The main objective of ACSAI is to leverage advanced AI techniques,including Convolutional Neural Networks (CNN), to make crowd simulations faster, more realistic, and better integrated into early planning processes. During the course of the project, we realized that additional techniques, such as Reinforcement Learning (RL) and Dynamic Mode Decomposition (DMD), would also be necessary to reach our goal of seamless, real-time simulations.
By improving the efficiency of their crowd simulation software crowd:it, the project aims to enhance the safety, efficiency, and reliability of planning public spaces, events, and transportation hubs. This is especially relevant as urban areas expand, and public transport use is expected to double to meet European Green Deal climate targets.
- Dynamic Mode Decomposition (DMD): This method was implemented to reduce the computational cost of dynamic flooding, the most resource-intensive part of the simulation. DMD was successfully integrated into the crowd:it software and applied to exemplary scenarios.
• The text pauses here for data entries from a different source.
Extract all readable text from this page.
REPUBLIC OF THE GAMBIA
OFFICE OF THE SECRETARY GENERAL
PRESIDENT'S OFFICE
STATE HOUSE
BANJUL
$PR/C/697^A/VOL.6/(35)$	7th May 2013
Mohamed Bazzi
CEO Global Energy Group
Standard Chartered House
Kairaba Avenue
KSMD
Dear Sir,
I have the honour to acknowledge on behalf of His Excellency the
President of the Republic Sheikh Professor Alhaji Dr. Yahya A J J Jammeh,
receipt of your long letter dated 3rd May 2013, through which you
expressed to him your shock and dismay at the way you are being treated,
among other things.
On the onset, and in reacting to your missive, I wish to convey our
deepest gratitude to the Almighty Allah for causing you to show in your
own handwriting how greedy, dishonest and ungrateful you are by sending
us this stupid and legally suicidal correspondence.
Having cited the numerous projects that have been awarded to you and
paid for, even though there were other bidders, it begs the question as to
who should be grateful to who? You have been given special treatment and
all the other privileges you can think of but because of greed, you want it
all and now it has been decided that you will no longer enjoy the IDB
Evaluations showed that it can provide a useful approximation of dynamic flooding, but there is a trade-off between accuracy and performance improvements. We have several ideas for improving this trade-off in order to leverage the full potential of this approach in enabling more scalable, high-speed simulations.
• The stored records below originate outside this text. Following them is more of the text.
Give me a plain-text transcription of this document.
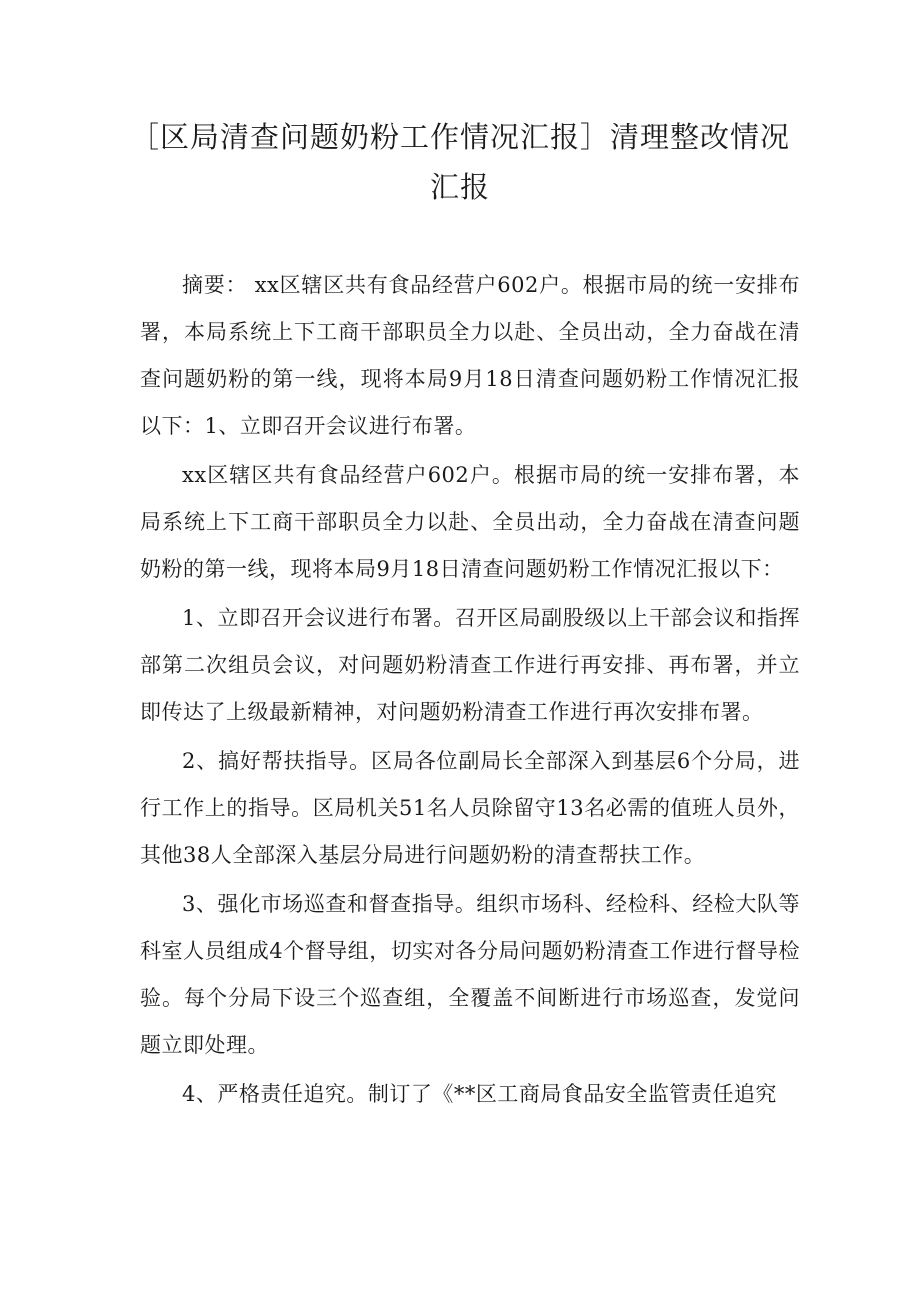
［区局清查问题奶粉工作情况汇报］清理整改情况汇报

摘要： xx区辖区共有食品经营户602户。根据市局的统一安排布署，本局系统上下工商干部职员全力以赴、全员出动，全力奋战在清查问题奶粉的第一线，现将本局9月18日清查问题奶粉工作情况汇报以下：1、立即召开会议进行布署。

xx区辖区共有食品经营户602户。根据市局的统一安排布署，本局系统上下工商干部职员全力以赴、全员出动，全力奋战在清查问题奶粉的第一线，现将本局9月18日清查问题奶粉工作情况汇报以下：

1、立即召开会议进行布署。召开区局副股级以上干部会议和指挥部第二次组员会议，对问题奶粉清查工作进行再安排、再布署，并立即传达了上级最新精神，对问题奶粉清查工作进行再次安排布署。

2、搞好帮扶指导。区局各位副局长全部深入到基层6个分局，进行工作上的指导。区局机关51名人员除留守13名必需的值班人员外，其他38人全部深入基层分局进行问题奶粉的清查帮扶工作。

3、强化市场巡查和督查指导。组织市场科、经检科、经检大队等科室人员组成4个督导组，切实对各分局问题奶粉清查工作进行督导检验。每个分局下设三个巡查组，全覆盖不间断进行市场巡查，发觉问题立即处理。

4、严格责任追究。制订了《**区工商局食品安全监管责任追究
- Reinforcement Learning (RL): The RL approach aimed to improve the behavior of individual agents in the simulation, making them more adaptable and intelligent. Although the initial results showed promise, especially in terms of enabling agents to make real-time decisions based on their surroundings, further refinement is necessary to fully integrate this model into the product. Specifically, the team faced challenges in calibrating the RL model to handle the complexities of real-world scenarios with large numbers of agents, and this remains a focus for future research.
These technical advancements made possible through the ACSAI project ensure that the crowd:it software is evolving to meet the increasing demands for real-time crowd simulations in large-scale events and public infrastructure planning.
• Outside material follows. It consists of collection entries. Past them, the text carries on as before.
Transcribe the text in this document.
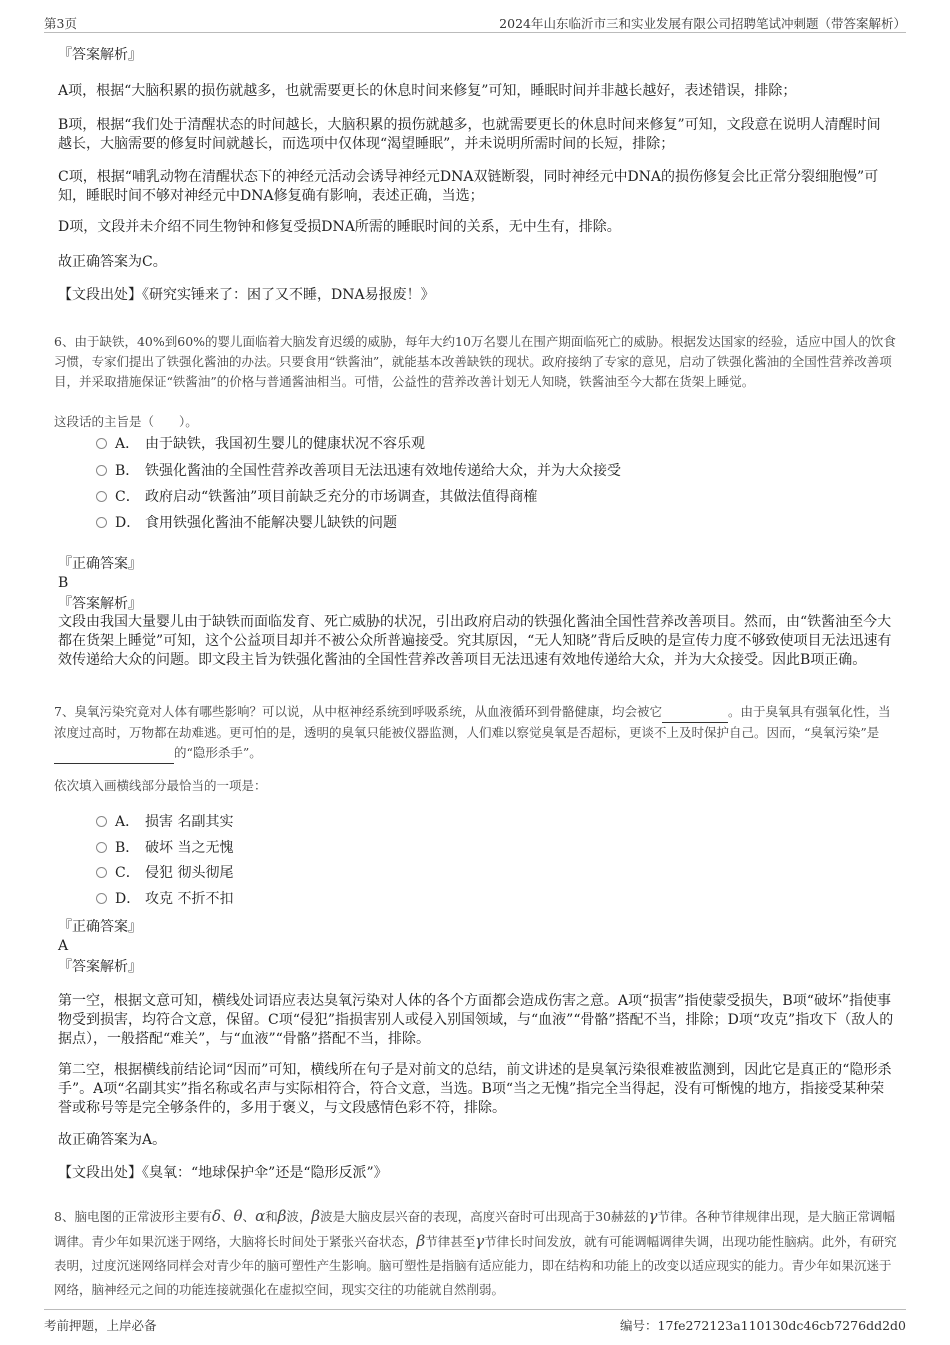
第3页	2024年山东临沂市三和实业发展有限公司招聘笔试冲刺题（带答案解析）
『答案解析』
A项，根据“大脑积累的损伤就越多，也就需要更长的休息时间来修复”可知，睡眠时间并非越长越好，表述错误，排除；
B项，根据“我们处于清醒状态的时间越长，大脑积累的损伤就越多，也就需要更长的休息时间来修复”可知，文段意在说明人清醒时间越长，大脑需要的修复时间就越长，而选项中仅体现“渴望睡眠”，并未说明所需时间的长短，排除；
C项，根据“哺乳动物在清醒状态下的神经元活动会诱导神经元DNA双链断裂，同时神经元中DNA的损伤修复会比正常分裂细胞慢”可知，睡眠时间不够对神经元中DNA修复确有影响，表述正确，当选；
D项，文段并未介绍不同生物钟和修复受损DNA所需的睡眠时间的关系，无中生有，排除。
故正确答案为C。
【文段出处】《研究实锤来了：困了又不睡，DNA易报废！》
6、由于缺铁，40%到60%的婴儿面临着大脑发育迟缓的威胁，每年大约10万名婴儿在围产期面临死亡的威胁。根据发达国家的经验，适应中国人的饮食习惯，专家们提出了铁强化酱油的办法。只要食用“铁酱油”，就能基本改善缺铁的现状。政府接纳了专家的意见，启动了铁强化酱油的全国性营养改善项目，并采取措施保证“铁酱油”的价格与普通酱油相当。可惜，公益性的营养改善计划无人知晓，铁酱油至今大都在货架上睡觉。
这段话的主旨是（　　）。
A． 由于缺铁，我国初生婴儿的健康状况不容乐观
B． 铁强化酱油的全国性营养改善项目无法迅速有效地传递给大众，并为大众接受
C． 政府启动“铁酱油”项目前缺乏充分的市场调查，其做法值得商榷
D． 食用铁强化酱油不能解决婴儿缺铁的问题
『正确答案』
B
『答案解析』
文段由我国大量婴儿由于缺铁而面临发育、死亡威胁的状况，引出政府启动的铁强化酱油全国性营养改善项目。然而，由“铁酱油至今大都在货架上睡觉”可知，这个公益项目却并不被公众所普遍接受。究其原因，“无人知晓”背后反映的是宣传力度不够致使项目无法迅速有效传递给大众的问题。即文段主旨为铁强化酱油的全国性营养改善项目无法迅速有效地传递给大众，并为大众接受。因此B项正确。
7、臭氧污染究竟对人体有哪些影响？可以说，从中枢神经系统到呼吸系统，从血液循环到骨骼健康，均会被它	。由于臭氧具有强氧化性，当浓度过高时，万物都在劫难逃。更可怕的是，透明的臭氧只能被仪器监测，人们难以察觉臭氧是否超标，更谈不上及时保护自己。因而，“臭氧污染”是 的“隐形杀手”。
依次填入画横线部分最恰当的一项是：
A． 损害 名副其实
B． 破坏 当之无愧
C． 侵犯 彻头彻尾
D． 攻克 不折不扣
『正确答案』
A
『答案解析』
第一空，根据文意可知，横线处词语应表达臭氧污染对人体的各个方面都会造成伤害之意。A项“损害”指使蒙受损失，B项“破坏”指使事物受到损害，均符合文意，保留。C项“侵犯”指损害别人或侵入别国领域，与“血液”“骨骼”搭配不当，排除；D项“攻克”指攻下（敌人的据点），一般搭配“难关”，与“血液”“骨骼”搭配不当，排除。
第二空，根据横线前结论词“因而”可知，横线所在句子是对前文的总结，前文讲述的是臭氧污染很难被监测到，因此它是真正的“隐形杀手”。A项“名副其实”指名称或名声与实际相符合，符合文意，当选。B项“当之无愧”指完全当得起，没有可惭愧的地方，指接受某种荣誉或称号等是完全够条件的，多用于褒义，与文段感情色彩不符，排除。
故正确答案为A。
【文段出处】《臭氧：“地球保护伞”还是“隐形反派”》
8、脑电图的正常波形主要有δ、θ、α和β波，β波是大脑皮层兴奋的表现，高度兴奋时可出现高于30赫兹的γ节律。各种节律规律出现，是大脑正常调幅调律。青少年如果沉迷于网络，大脑将长时间处于紧张兴奋状态，β节律甚至γ节律长时间发放，就有可能调幅调律失调，出现功能性脑病。此外，有研究表明，过度沉迷网络同样会对青少年的脑可塑性产生影响。脑可塑性是指脑有适应能力，即在结构和功能上的改变以适应现实的能力。青少年如果沉迷于网络，脑神经元之间的功能连接就强化在虚拟空间，现实交往的功能就自然削弱。
考前押题，上岸必备	编号：17fe272123a110130dc46cb7276dd2d0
The results with the CNN were too limited and the initial effort required to prepare a building model was too high for regular planning processes. This prompted us to test other AI techniques for more generalizable applications.
The ACSAI project has successfully contributed to advancing the state of the art in crowd simulations through the implementation of AI techniques.
DMD provides the most immediate perspective for improving our simulation software. If we manage to improve the communication between the model and our simulation kernel, it will significantly reduce the computational requirements of simulations by minimizing the need for repeated dynamic flooding recalculations. This will have a great impact, especially in scenarios requiring quick, reliable predictions, such as large events. The DMD method is integrated into the crowd:it software in a first version and has demonstrated its applicability to real-world scenarios, such as festival planning.
Reinforcement Learning (RL), while not yet fully market-ready, lays a strong foundation for future advancements. The RL model was designed to create more realistic agent behaviors, which is crucial for simulating crowd dynamics in complex and unpredictable environments. While further refinement is required, particularly in calibrating the agents' decision-making processes, the project has established a clear path for future development.
The results for both approaches—DMD and RL—are very promising, and each covers different application areas, giving us a broader use case beyond just station projects. These methods can also be applied to event venues and public spaces to ensure visitor safety.
Through ACSAI, we have enhanced the performance of crowd:it and laid the groundwork for future innovations. We are confident that this progress will lead to commercial expansion. For the next steps we will focus especially on refining the RL approaches and have integrated the AI tasks in our daily software development processes. Therefore, we have integrated the AI to-dos in our daily software engineering work. We plan to present a demonstrator to the beta testers of our software and gather feedback.
Additionally, we are well-connected within the scientific community of crowd simulation. The applicability of different AI methods in crowd simulation is still an emerging topic in the scientific field, and we actively contribute to this discussion. We present our ACSAI results at various conferences, from the PED (Pedestrian and Evacuation Dynamics) Conference to the Georg Nemetschek Institute Symposium on Artificial Intelligence for the Built World.